Viktor Babariko galt als aussichtsreichster Herausforderer bei der belarussischen Präsidentschaftswahl im letzten Jahr. Jetzt ist er zu 14 Jahren Straflager verurteilt worden. Ein Urteil, das die internationale Isolation von Machthaber Lukaschenko weiter vorantreiben könnte.

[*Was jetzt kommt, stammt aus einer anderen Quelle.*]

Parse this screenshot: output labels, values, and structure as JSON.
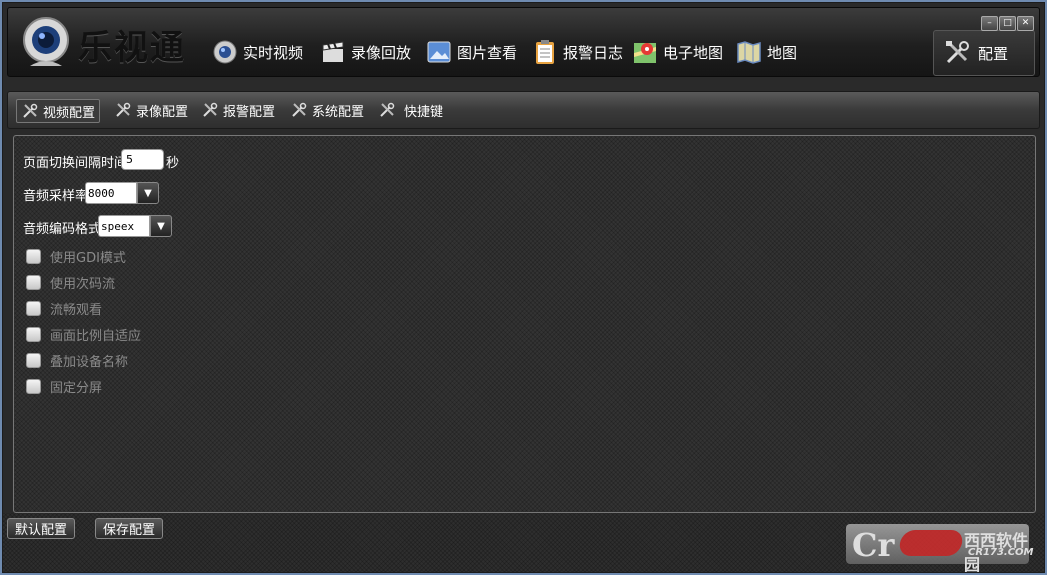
{
  "header": {
    "app_title": "乐视通",
    "nav": [
      {
        "label": "实时视频",
        "icon": "camera-icon"
      },
      {
        "label": "录像回放",
        "icon": "clapperboard-icon"
      },
      {
        "label": "图片查看",
        "icon": "picture-icon"
      },
      {
        "label": "报警日志",
        "icon": "clipboard-icon"
      },
      {
        "label": "电子地图",
        "icon": "map-pin-icon"
      },
      {
        "label": "地图",
        "icon": "folded-map-icon"
      }
    ],
    "config_label": "配置"
  },
  "tabs": [
    {
      "label": "视频配置",
      "active": true
    },
    {
      "label": "录像配置",
      "active": false
    },
    {
      "label": "报警配置",
      "active": false
    },
    {
      "label": "系统配置",
      "active": false
    },
    {
      "label": "快捷键",
      "active": false
    }
  ],
  "form": {
    "interval_label": "页面切换间隔时间",
    "interval_value": "5",
    "interval_unit": "秒",
    "sample_rate_label": "音频采样率",
    "sample_rate_value": "8000",
    "codec_label": "音频编码格式",
    "codec_value": "speex",
    "checkboxes": [
      {
        "label": "使用GDI模式",
        "checked": false
      },
      {
        "label": "使用次码流",
        "checked": false
      },
      {
        "label": "流畅观看",
        "checked": false
      },
      {
        "label": "画面比例自适应",
        "checked": false
      },
      {
        "label": "叠加设备名称",
        "checked": false
      },
      {
        "label": "固定分屏",
        "checked": false
      }
    ]
  },
  "footer": {
    "default_label": "默认配置",
    "save_label": "保存配置"
  },
  "watermark": {
    "logo_c": "Cr",
    "brand": "西西软件园",
    "site": "CR173.COM"
  }
}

Von Florian Kellermann  | 06.07.2021
Der belarusische Unternehmer und Politiker Viktor Babariko
Der belarusische Unternehmer und Politiker Viktor Babariko (dpa / Zoonar.com / Svetlana)
Der belarussische Machthaber Alexander Lukaschenko ließ nie einen Zweifel daran, dass sein ehemaliger Konkurrent bestraft werden müsse. Schon im Februar sprach er zu den Delegierten der Allbelarussischen Volksversammlung über Korruption und flocht eine Vorverurteilung von Viktor Babariko ein:
"Alle machen ein Aufhebens wegen dieses Babariko. Einen Konkurrenten des Präsidenten hätten sie eingesperrt, heißt es. Aber ich spucke auf solche Konkurrenten. In der Türkei hat er Immobilienvermögen und bei uns hier Eigenheime. Niemand lebt so gut wie er, Autos, Häuser, die Kinder hat er an seinem Geschäft beteiligt. Er hat eine Firma nach der anderen eröffnet. Sollte ich da etwa ruhig zuschauen?"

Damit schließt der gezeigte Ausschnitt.